AllerGenius
Project Overview
The AllerGenius app allows users with dietary restrictions to skip the necessary but tedious and time-consuming task of manually reading through a list of ingredients by digitally augmenting product packaging with approved or rejected labels. Using a phone's camera, the app recognizes a product in real-time, compares the ingredients list with the list of the user's restrictions, and places a checkmark or "X" on the product. With this system, we calculated that users were able to analyze important data 200 times faster than their previous method of manual parsing.
Problem Space
For this project, I decided to take a look at the practice of autobiographical design. I wanted to make a system that I as the designer had a personal connection to and would use myself. As a vegan, I found that I spent a lot of unnecessary time reading through lists of ingredients on packaged foods to see if they met a plant-based diet. This process of picking up, reading, and putting back products was annoying, time-consuming, and occasionally faulty. Similar to kosher, gluten-free, and cruelty-free labels, there are "Certified Vegan" labels on some health-conscious products, but not all vegan products. As a theoretical solution, I would love to be able to see this certified vegan label broadly displayed on all products that meet the criteria. Expanding on that idea, it would be just as beneficial to a user if they could get their own certification label based on their needs rather than having a vegan certified label. For instance, a package would have a "Terry Certified" label based on Terry's specific dietary needs!
Proposed Solution
The theoretical solution of having personalized dietary labels overlaid on products may seem impossible; however, using simple AR algorithms and image recognition systems creates an easy and effective solution to a common problem. By using a phone's camera, the system recognizes a product on a shelf, reads through the ingredients of that product, compares the ingredients to one's dietary restrictions, and digitally overlays either a checkmark or an "X" directly on the product in a fraction of a second. This image recognition system is constantly updated in real-time. This means there is no need for users to take single pictures of the product. Users can simply view products and their corresponding label as fast as they can move their hand.
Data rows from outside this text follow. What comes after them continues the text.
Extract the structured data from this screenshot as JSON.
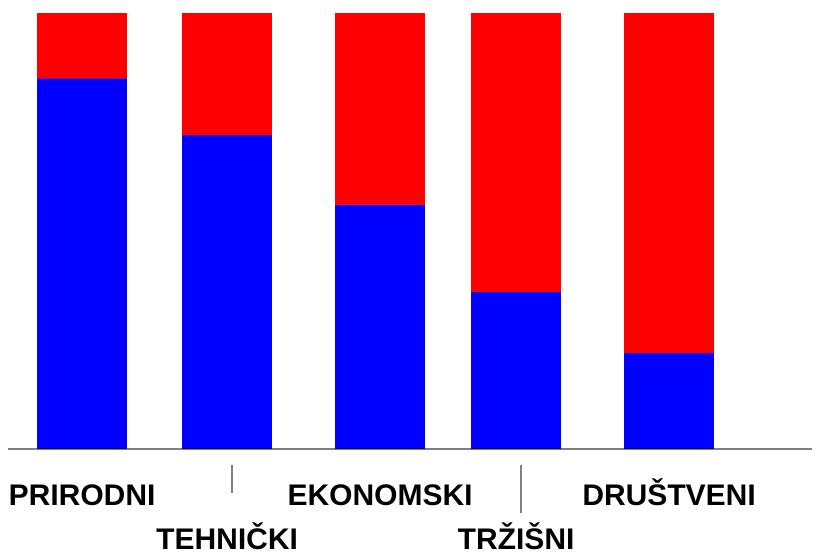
{
  "chart_data": {
    "type": "bar",
    "stacked": true,
    "categories": [
      "PRIRODNI",
      "TEHNIČKI",
      "EKONOMSKI",
      "TRŽIŠNI",
      "DRUŠTVENI"
    ],
    "series": [
      {
        "values": [
          85,
          72,
          56,
          36,
          22
        ],
        "color": "#0000ff"
      },
      {
        "values": [
          15,
          28,
          44,
          64,
          78
        ],
        "color": "#ff0000"
      }
    ],
    "ylim": [
      0,
      100
    ],
    "grid": false,
    "legend": "none",
    "title": "",
    "xlabel": "",
    "ylabel": ""
  }
}
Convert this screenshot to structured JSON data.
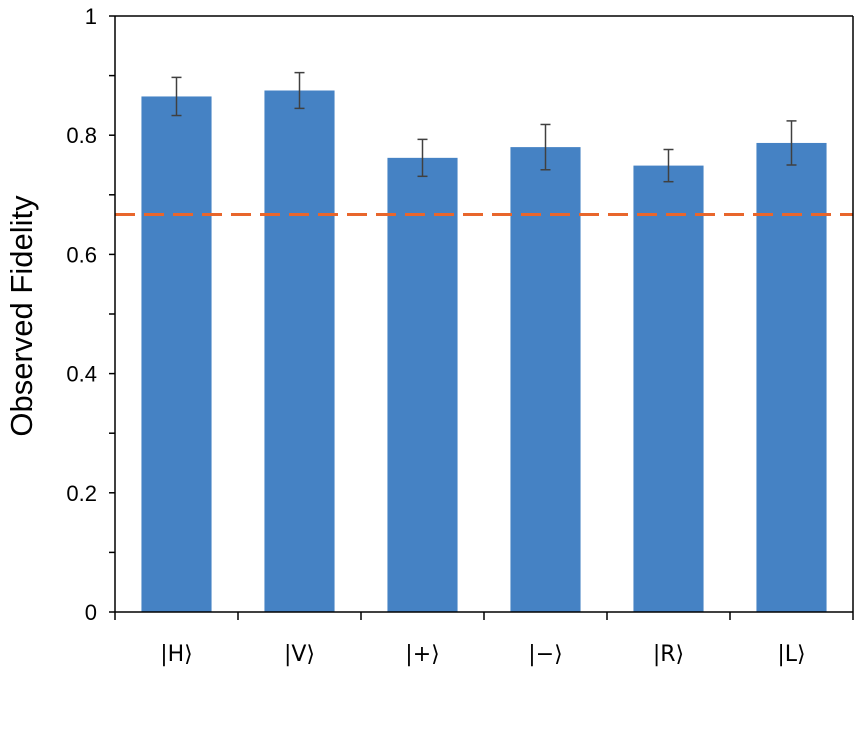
{
  "chart_data": {
    "type": "bar",
    "categories": [
      "|H⟩",
      "|V⟩",
      "|+⟩",
      "|−⟩",
      "|R⟩",
      "|L⟩"
    ],
    "values": [
      0.865,
      0.875,
      0.762,
      0.78,
      0.749,
      0.787
    ],
    "errors": [
      0.032,
      0.03,
      0.031,
      0.038,
      0.027,
      0.037
    ],
    "reference_line": 0.667,
    "title": "",
    "xlabel": "",
    "ylabel": "Observed Fidelity",
    "ylim": [
      0,
      1
    ],
    "yticks": [
      0,
      0.2,
      0.4,
      0.6,
      0.8,
      1
    ],
    "ytick_labels": [
      "0",
      "0.2",
      "0.4",
      "0.6",
      "0.8",
      "1"
    ],
    "grid": false,
    "legend": "none",
    "colors": {
      "bar": "#4582C4",
      "error_bar": "#404040",
      "reference_line": "#E8662C",
      "axis": "#000000"
    }
  }
}
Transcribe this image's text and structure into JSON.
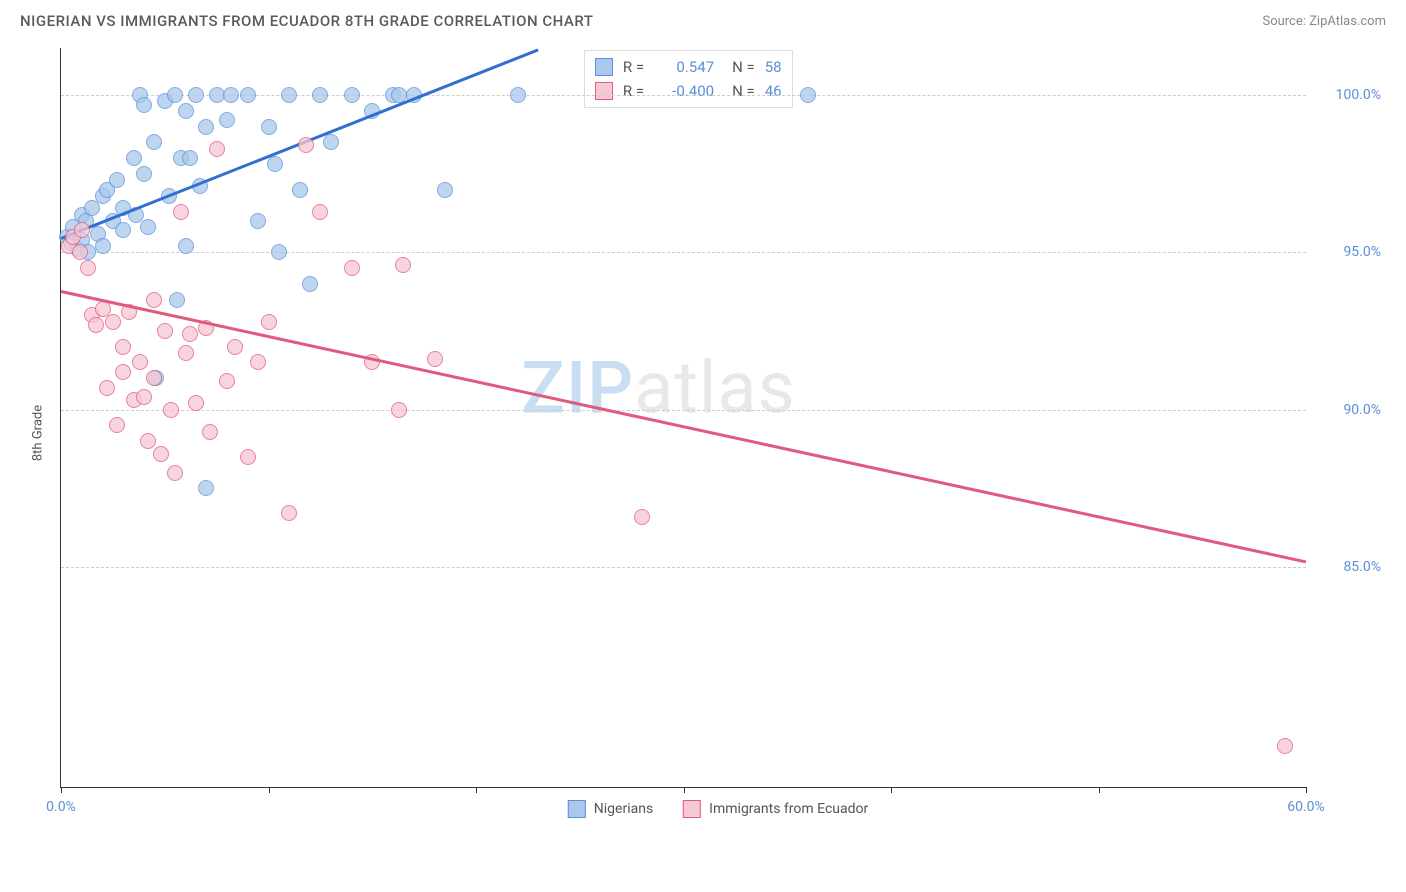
{
  "header": {
    "title": "NIGERIAN VS IMMIGRANTS FROM ECUADOR 8TH GRADE CORRELATION CHART",
    "source": "Source: ZipAtlas.com"
  },
  "chart": {
    "type": "scatter",
    "y_axis_label": "8th Grade",
    "x_range": [
      0,
      60
    ],
    "y_range": [
      78,
      101.5
    ],
    "x_ticks": [
      0,
      10,
      20,
      30,
      40,
      50,
      60
    ],
    "x_tick_labels": {
      "0": "0.0%",
      "60": "60.0%"
    },
    "y_gridlines": [
      85,
      90,
      95,
      100
    ],
    "y_tick_labels": {
      "85": "85.0%",
      "90": "90.0%",
      "95": "95.0%",
      "100": "100.0%"
    },
    "grid_color": "#cccccc",
    "background_color": "#ffffff",
    "series": [
      {
        "name": "Nigerians",
        "fill_color": "#a9c8ec",
        "border_color": "#5b8fd6",
        "R": "0.547",
        "N": "58",
        "trend": {
          "x1": 0,
          "y1": 95.5,
          "x2": 23,
          "y2": 101.5,
          "color": "#2f6fd0",
          "width": 2.5
        },
        "points": [
          [
            0.3,
            95.5
          ],
          [
            0.5,
            95.3
          ],
          [
            0.6,
            95.8
          ],
          [
            0.8,
            95.1
          ],
          [
            1.0,
            96.2
          ],
          [
            1.0,
            95.4
          ],
          [
            1.2,
            96.0
          ],
          [
            1.3,
            95.0
          ],
          [
            1.5,
            96.4
          ],
          [
            1.8,
            95.6
          ],
          [
            2.0,
            96.8
          ],
          [
            2.0,
            95.2
          ],
          [
            2.2,
            97.0
          ],
          [
            2.5,
            96.0
          ],
          [
            2.7,
            97.3
          ],
          [
            3.0,
            96.4
          ],
          [
            3.0,
            95.7
          ],
          [
            3.5,
            98.0
          ],
          [
            3.6,
            96.2
          ],
          [
            3.8,
            100.0
          ],
          [
            4.0,
            99.7
          ],
          [
            4.0,
            97.5
          ],
          [
            4.2,
            95.8
          ],
          [
            4.5,
            98.5
          ],
          [
            4.6,
            91.0
          ],
          [
            5.0,
            99.8
          ],
          [
            5.2,
            96.8
          ],
          [
            5.5,
            100.0
          ],
          [
            5.6,
            93.5
          ],
          [
            5.8,
            98.0
          ],
          [
            6.0,
            99.5
          ],
          [
            6.0,
            95.2
          ],
          [
            6.2,
            98.0
          ],
          [
            6.5,
            100.0
          ],
          [
            6.7,
            97.1
          ],
          [
            7.0,
            99.0
          ],
          [
            7.0,
            87.5
          ],
          [
            7.5,
            100.0
          ],
          [
            8.0,
            99.2
          ],
          [
            8.2,
            100.0
          ],
          [
            9.0,
            100.0
          ],
          [
            9.5,
            96.0
          ],
          [
            10.0,
            99.0
          ],
          [
            10.3,
            97.8
          ],
          [
            10.5,
            95.0
          ],
          [
            11.0,
            100.0
          ],
          [
            11.5,
            97.0
          ],
          [
            12.0,
            94.0
          ],
          [
            12.5,
            100.0
          ],
          [
            13.0,
            98.5
          ],
          [
            14.0,
            100.0
          ],
          [
            15.0,
            99.5
          ],
          [
            16.0,
            100.0
          ],
          [
            16.3,
            100.0
          ],
          [
            17.0,
            100.0
          ],
          [
            18.5,
            97.0
          ],
          [
            22.0,
            100.0
          ],
          [
            36.0,
            100.0
          ]
        ]
      },
      {
        "name": "Immigrants from Ecuador",
        "fill_color": "#f6c8d4",
        "border_color": "#e05a7e",
        "R": "-0.400",
        "N": "46",
        "trend": {
          "x1": 0,
          "y1": 93.8,
          "x2": 60,
          "y2": 85.2,
          "color": "#e05a7e",
          "width": 2.5
        },
        "points": [
          [
            0.4,
            95.2
          ],
          [
            0.6,
            95.5
          ],
          [
            0.9,
            95.0
          ],
          [
            1.0,
            95.7
          ],
          [
            1.3,
            94.5
          ],
          [
            1.5,
            93.0
          ],
          [
            1.7,
            92.7
          ],
          [
            2.0,
            93.2
          ],
          [
            2.2,
            90.7
          ],
          [
            2.5,
            92.8
          ],
          [
            2.7,
            89.5
          ],
          [
            3.0,
            92.0
          ],
          [
            3.0,
            91.2
          ],
          [
            3.3,
            93.1
          ],
          [
            3.5,
            90.3
          ],
          [
            3.8,
            91.5
          ],
          [
            4.0,
            90.4
          ],
          [
            4.2,
            89.0
          ],
          [
            4.5,
            93.5
          ],
          [
            4.5,
            91.0
          ],
          [
            4.8,
            88.6
          ],
          [
            5.0,
            92.5
          ],
          [
            5.3,
            90.0
          ],
          [
            5.5,
            88.0
          ],
          [
            5.8,
            96.3
          ],
          [
            6.0,
            91.8
          ],
          [
            6.2,
            92.4
          ],
          [
            6.5,
            90.2
          ],
          [
            7.0,
            92.6
          ],
          [
            7.2,
            89.3
          ],
          [
            7.5,
            98.3
          ],
          [
            8.0,
            90.9
          ],
          [
            8.4,
            92.0
          ],
          [
            9.0,
            88.5
          ],
          [
            9.5,
            91.5
          ],
          [
            10.0,
            92.8
          ],
          [
            11.0,
            86.7
          ],
          [
            11.8,
            98.4
          ],
          [
            12.5,
            96.3
          ],
          [
            14.0,
            94.5
          ],
          [
            15.0,
            91.5
          ],
          [
            16.3,
            90.0
          ],
          [
            16.5,
            94.6
          ],
          [
            18.0,
            91.6
          ],
          [
            28.0,
            86.6
          ],
          [
            59.0,
            79.3
          ]
        ]
      }
    ],
    "legend_top": {
      "rows": [
        {
          "swatch_fill": "#a9c8ec",
          "swatch_border": "#5b8fd6",
          "r_label": "R =",
          "r_val": "0.547",
          "n_label": "N =",
          "n_val": "58"
        },
        {
          "swatch_fill": "#f6c8d4",
          "swatch_border": "#e05a7e",
          "r_label": "R =",
          "r_val": "-0.400",
          "n_label": "N =",
          "n_val": "46"
        }
      ]
    },
    "legend_bottom": [
      {
        "swatch_fill": "#a9c8ec",
        "swatch_border": "#5b8fd6",
        "label": "Nigerians"
      },
      {
        "swatch_fill": "#f6c8d4",
        "swatch_border": "#e05a7e",
        "label": "Immigrants from Ecuador"
      }
    ],
    "watermark": {
      "part1": "ZIP",
      "part2": "atlas"
    }
  }
}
Concept Model - Early Prototype
This model was originally based upon the idea of getting dietary analysis information from snacks inside of vending machines. Because it's impossible to get the details of ingredients of vending machine snacks without multiple online searches, the idea was born out of necessity over convenience. The original design uses a two-step system that first asks the user to input their restrictions and then brings them to the AR screen. The criteria included the ability to look for every potential restriction requirement a user may have from fat content to artificial dyes to religious standards.
Our presentation of this model was successful but raised several concerns that were mainly technical in nature. People wanted to know how the system would deal with glare on product packaging, the speed at which the system could recognize products, how we would get the nutritional information for the products, and how well the image recognition software could adapt to changing product design. For the most part, these concerns were out of our hands as designers, but we quickly learned that Vuforia, the image recognition software we used, accounts for these problems.
First Prototype
My partner and I quickly went into the programming phase of the project shortly after developing our concept model. First, my partner created a python script that gathers ingredient info from a search term based on a Walmart database. Using YouTube tutorials and parsing through APIs, we used Unity and Vuforia to then build a working prototype that modified the concept model. The new prototype has a singular screen where users can select their criteria from a scrolling bottom bar of options. The color scheme was also changed to sky blue, a color that users said reminded them of fresh air and cleanliness. Overall, the project consists of 31 trained target images of product boxes paired with their ingredient info. There are two C# scripts that gather input from the user, compare the info to the ingredient list, and then change the overlay image to a checkmark or an “X”. View the video below to see a sample of product recognition and classification.
Second Prototype - New UI
For the second iteration of the UI, the color scheme was changed to a lighter, more breathable layout. The simple outline icons were replaced with icons I designed using Adobe Illustrator. These icons were an exercise in golden ratio icon design where the curves of the icons are made from circles based on the Fibonacci sequence ratio.